Geospatial Clustering with Python

Geospatial clustering is the process of grouping geographical points, such as delivery locations, store addresses, or sensor coordinates, into clusters based on their physical proximity to the Earth’s surface. If you want to learn about geospatial clustering as a Data Scientist, this article is for you. In this article, I’ll take you through a practical guide to geospatial clustering with Python.

What is Geospatial Clustering?

At its core, geospatial clustering is just unsupervised learning applied to latitude and longitude data, but the goal is always the same: to find meaningful groupings or patterns in spatial data to make location-based decisions smarter.

Let’s look at some applications of geospatial clustering:

  1. Logistics: When you want to create delivery zones.
  2. Retail: When you want to identify dense areas of customer activity to open a new store.
  3. Urban planning: When you want to detect high-demand zones for public transport.
  4. Crime analysis: When you want to find crime hotspots.

All these use cases have two things in common:

  1. You’re working with location data,
  2. You want to uncover natural groupings.

Geospatial Clustering with Python

Now, let’s see how to perform geospatial clustering using Python as a Data Scientist. The dataset I will be using for this task is based on delivery pickups and drop locations. You can download this dataset from here.

Now, let’s import the necessary Python libraries and the dataset:

import pandas as pd
import numpy as np
from sklearn.cluster import KMeans
from geopy.distance import geodesic

data = pd.read_csv("/content/deliverytime.txt")
data.head()
dataset for Geospatial Clustering
The dataset contains more columns

Now, we will calculate the real-world distance between the pickup point and the delivery location using the geodesic formula:

def calculate_distance(row):
    return geodesic(
        (row['Restaurant_latitude'], row['Restaurant_longitude']),
        (row['Delivery_location_latitude'], row['Delivery_location_longitude'])
    ).km

data['Distance_km'] = data.apply(calculate_distance, axis=1)

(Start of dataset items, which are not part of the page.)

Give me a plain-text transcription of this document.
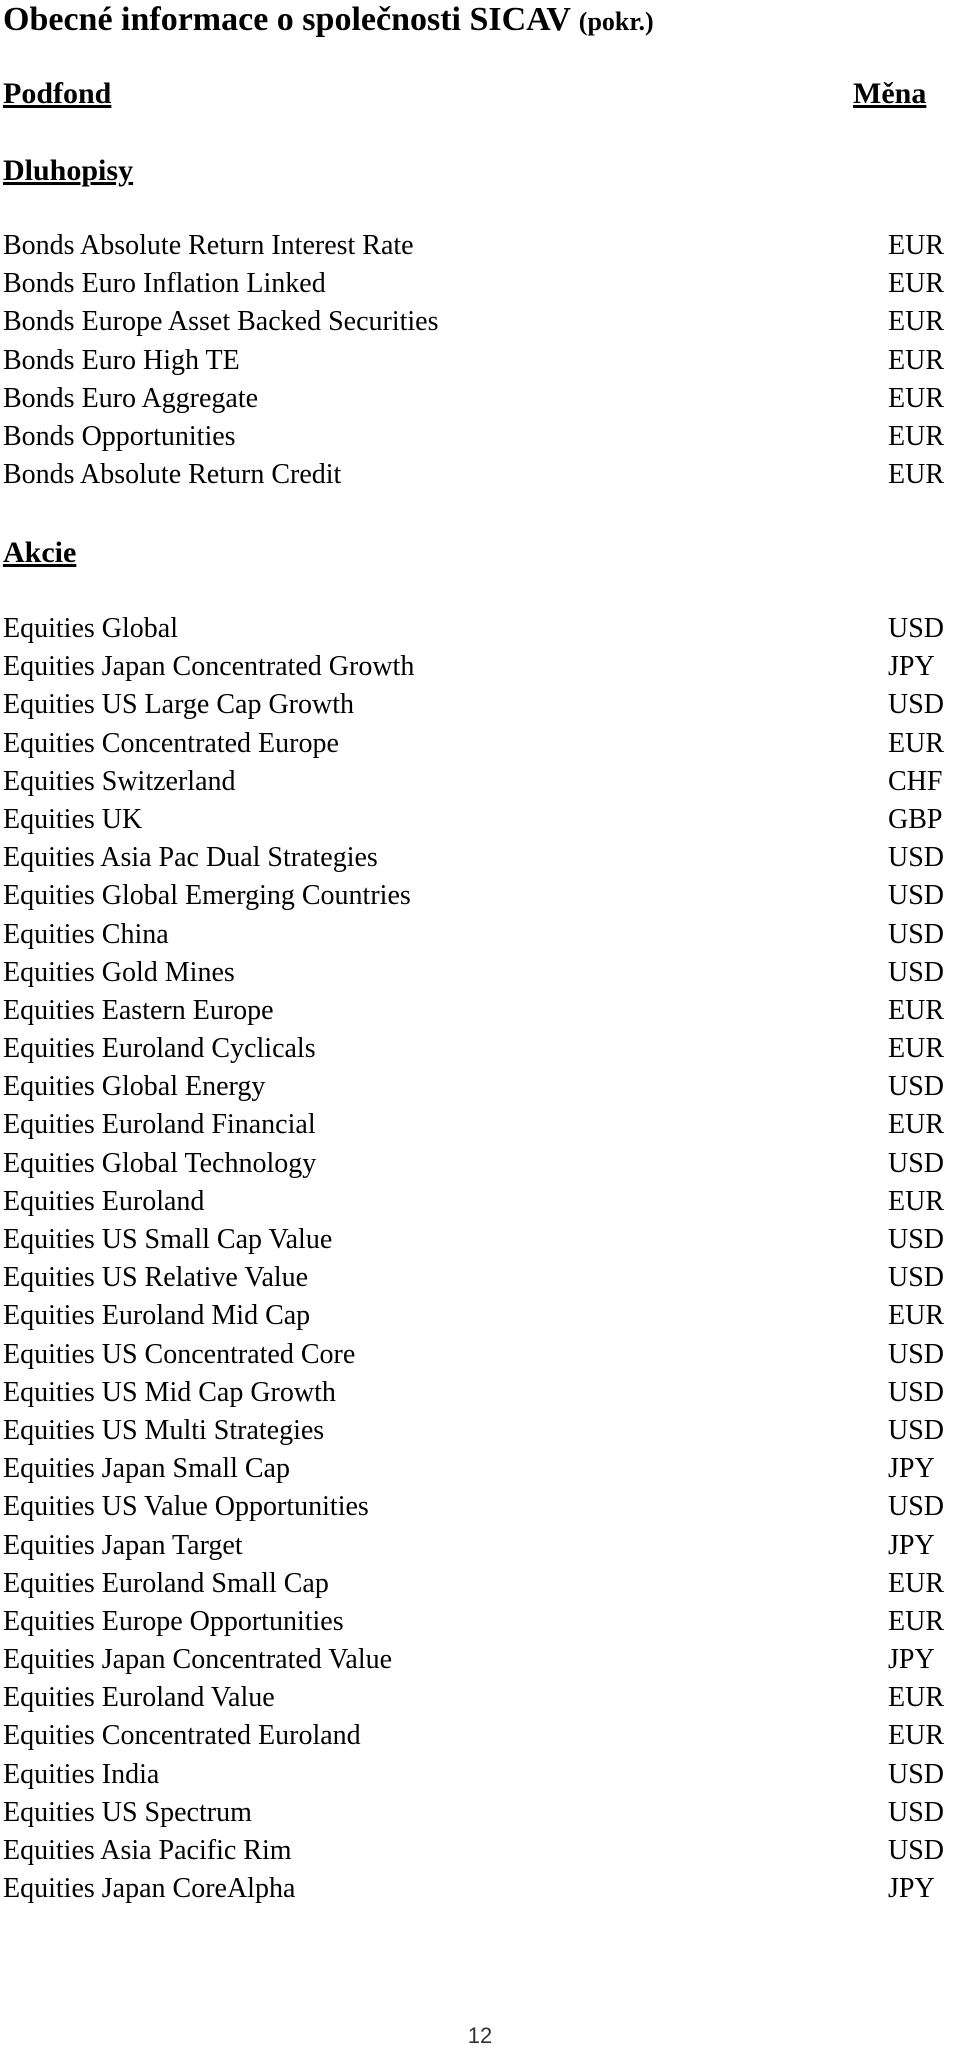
Obecné informace o společnosti SICAV (pokr.)
Podfond	Měna
Dluhopisy
Bonds Absolute Return Interest Rate	EUR
Bonds Euro Inflation Linked	EUR
Bonds Europe Asset Backed Securities	EUR
Bonds Euro High TE	EUR
Bonds Euro Aggregate	EUR
Bonds Opportunities	EUR
Bonds Absolute Return Credit	EUR
Akcie
Equities Global	USD
Equities Japan Concentrated Growth	JPY
Equities US Large Cap Growth	USD
Equities Concentrated Europe	EUR
Equities Switzerland	CHF
Equities UK	GBP
Equities Asia Pac Dual Strategies	USD
Equities Global Emerging Countries	USD
Equities China	USD
Equities Gold Mines	USD
Equities Eastern Europe	EUR
Equities Euroland Cyclicals	EUR
Equities Global Energy	USD
Equities Euroland Financial	EUR
Equities Global Technology	USD
Equities Euroland	EUR
Equities US Small Cap Value	USD
Equities US Relative Value	USD
Equities Euroland Mid Cap	EUR
Equities US Concentrated Core	USD
Equities US Mid Cap Growth	USD
Equities US Multi Strategies	USD
Equities Japan Small Cap	JPY
Equities US Value Opportunities	USD
Equities Japan Target	JPY
Equities Euroland Small Cap	EUR
Equities Europe Opportunities	EUR
Equities Japan Concentrated Value	JPY
Equities Euroland Value	EUR
Equities Concentrated Euroland	EUR
Equities India	USD
Equities US Spectrum	USD
Equities Asia Pacific Rim	USD
Equities Japan CoreAlpha	JPY
12
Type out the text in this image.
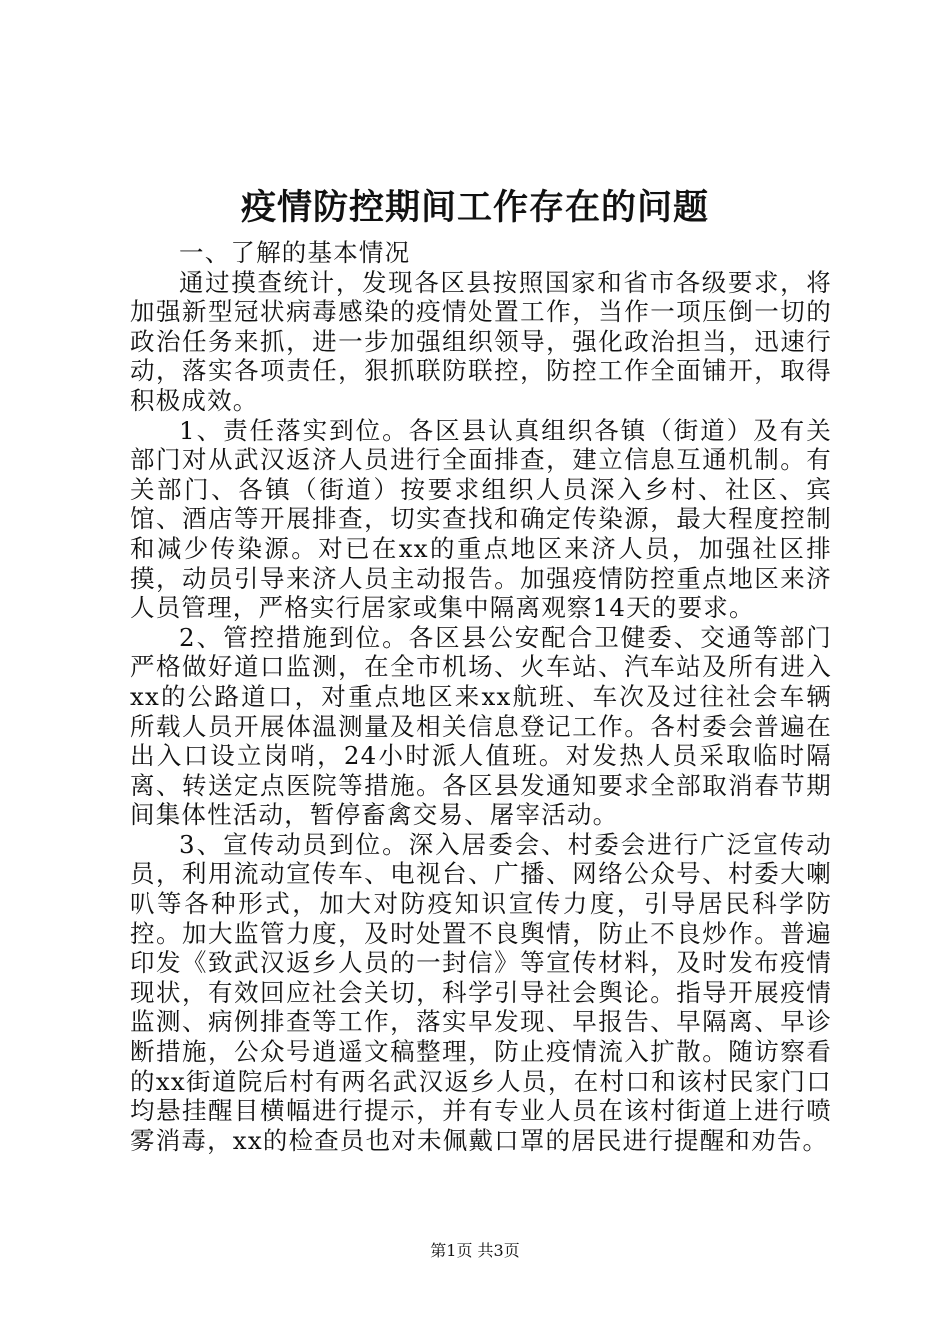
疫情防控期间工作存在的问题

一、了解的基本情况

通过摸查统计，发现各区县按照国家和省市各级要求，将加强新型冠状病毒感染的疫情处置工作，当作一项压倒一切的政治任务来抓，进一步加强组织领导，强化政治担当，迅速行动，落实各项责任，狠抓联防联控，防控工作全面铺开，取得积极成效。

1、责任落实到位。各区县认真组织各镇（街道）及有关部门对从武汉返济人员进行全面排查，建立信息互通机制。有关部门、各镇（街道）按要求组织人员深入乡村、社区、宾馆、酒店等开展排查，切实查找和确定传染源，最大程度控制和减少传染源。对已在xx的重点地区来济人员，加强社区排摸，动员引导来济人员主动报告。加强疫情防控重点地区来济人员管理，严格实行居家或集中隔离观察14天的要求。

2、管控措施到位。各区县公安配合卫健委、交通等部门严格做好道口监测，在全市机场、火车站、汽车站及所有进入xx的公路道口，对重点地区来xx航班、车次及过往社会车辆所载人员开展体温测量及相关信息登记工作。各村委会普遍在出入口设立岗哨，24小时派人值班。对发热人员采取临时隔离、转送定点医院等措施。各区县发通知要求全部取消春节期间集体性活动，暂停畜禽交易、屠宰活动。

3、宣传动员到位。深入居委会、村委会进行广泛宣传动员，利用流动宣传车、电视台、广播、网络公众号、村委大喇叭等各种形式，加大对防疫知识宣传力度，引导居民科学防控。加大监管力度，及时处置不良舆情，防止不良炒作。普遍印发《致武汉返乡人员的一封信》等宣传材料，及时发布疫情现状，有效回应社会关切，科学引导社会舆论。指导开展疫情监测、病例排查等工作，落实早发现、早报告、早隔离、早诊断措施，公众号逍遥文稿整理，防止疫情流入扩散。随访察看的xx街道院后村有两名武汉返乡人员，在村口和该村民家门口均悬挂醒目横幅进行提示，并有专业人员在该村街道上进行喷雾消毒，xx的检查员也对未佩戴口罩的居民进行提醒和劝告。

第1页 共3页
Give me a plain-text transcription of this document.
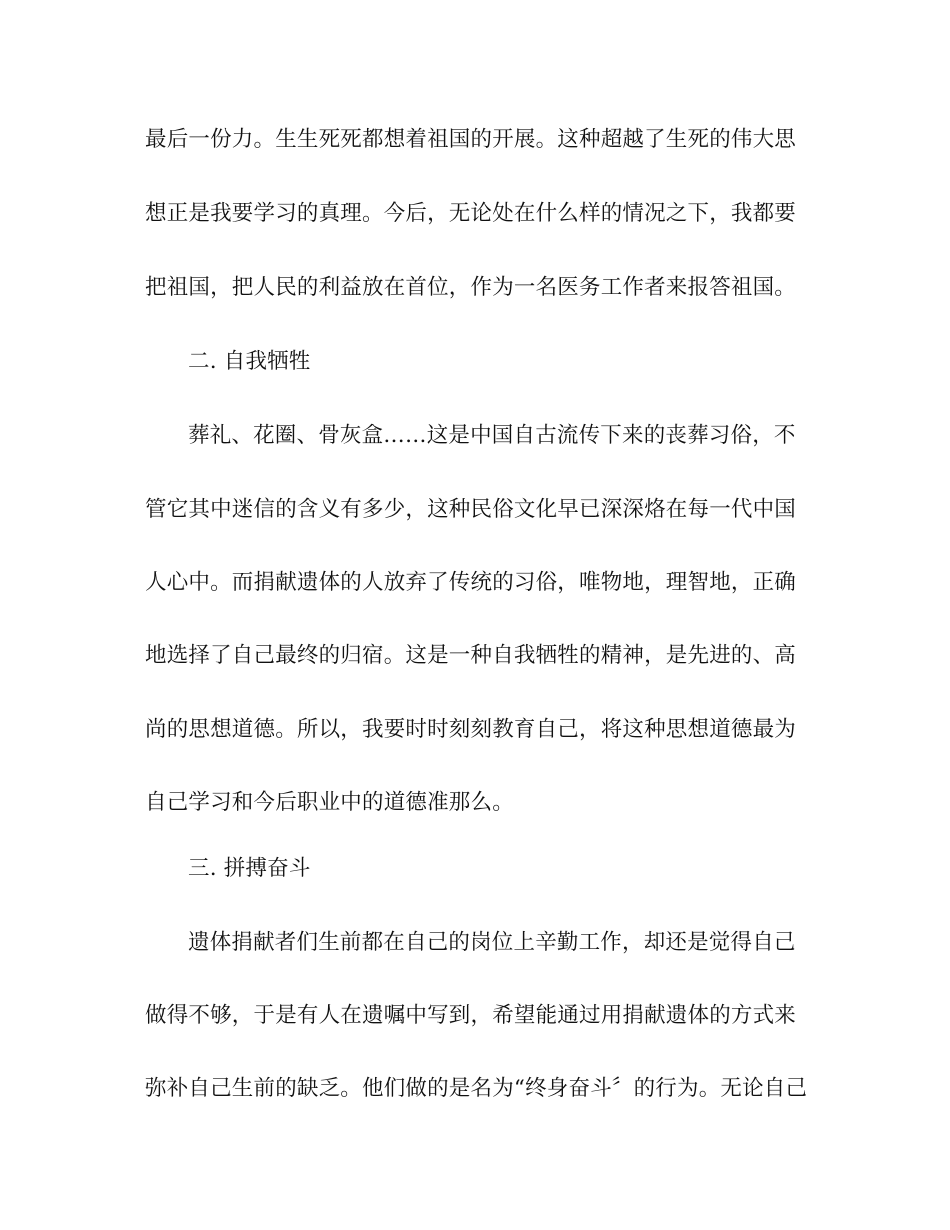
最后一份力。生生死死都想着祖国的开展。这种超越了生死的伟大思
想正是我要学习的真理。今后，无论处在什么样的情况之下，我都要
把祖国，把人民的利益放在首位，作为一名医务工作者来报答祖国。
二. 自我牺牲
葬礼、花圈、骨灰盒……这是中国自古流传下来的丧葬习俗，不
管它其中迷信的含义有多少，这种民俗文化早已深深烙在每一代中国
人心中。而捐献遗体的人放弃了传统的习俗，唯物地，理智地，正确
地选择了自己最终的归宿。这是一种自我牺牲的精神，是先进的、高
尚的思想道德。所以，我要时时刻刻教育自己，将这种思想道德最为
自己学习和今后职业中的道德准那么。
三. 拼搏奋斗
遗体捐献者们生前都在自己的岗位上辛勤工作，却还是觉得自己
做得不够，于是有人在遗嘱中写到，希望能通过用捐献遗体的方式来
弥补自己生前的缺乏。他们做的是名为“终身奋斗〞的行为。无论自己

Here, we defined a function, calculate_distance, that takes a row of the dataset and computes the geographic (real-world) distance in kilometres between the restaurant and delivery coordinates using the geodesic method from the geopy library. We then used .apply() with axis=1 to apply this function row-wise and create a new column Distance_km, containing the distance for each delivery.

Now, let’s visualize all delivery locations across India on an interactive map using Plotly:

import plotly.graph_objects as go

fig = go.Figure()

fig.add_trace(go.Scattergeo(
    lon=data['Delivery_location_longitude'],
    lat=data['Delivery_location_latitude'],
    mode='markers',
    marker=dict(color='blue', size=6, opacity=0.7),
    name='Delivery Locations',
    hovertemplate='Lat: %{lat:.4f}<br>Lon: %{lon:.4f}<extra>Delivery</extra>'
))

fig.update_layout(
    title='📦 Mapping Our Reach — Delivery Locations Across India',
    geo=dict(
        scope='asia',
        showland=True,
        landcolor='rgb(229, 229, 229)',
        showcountries=True,
        countrycolor='rgb(200, 200, 200)',
        showlakes=False,
        lonaxis=dict(range=[68, 98]),  # focus on India
        lataxis=dict(range=[6, 38])
    ),
    margin=dict(l=0, r=0, t=60, b=0),
    showlegend=False
)

fig.show()
Mapping Reach — Delivery Locations Across India

The graph shows that delivery activity is concentrated predominantly in the southern and central regions of India, with notable clusters around states like Karnataka, Tamil Nadu, and Maharashtra. There’s also a moderate spread into central and eastern parts, but relatively fewer delivery points in the northern and northeastern zones, indicating potential regions for service expansion or underutilization.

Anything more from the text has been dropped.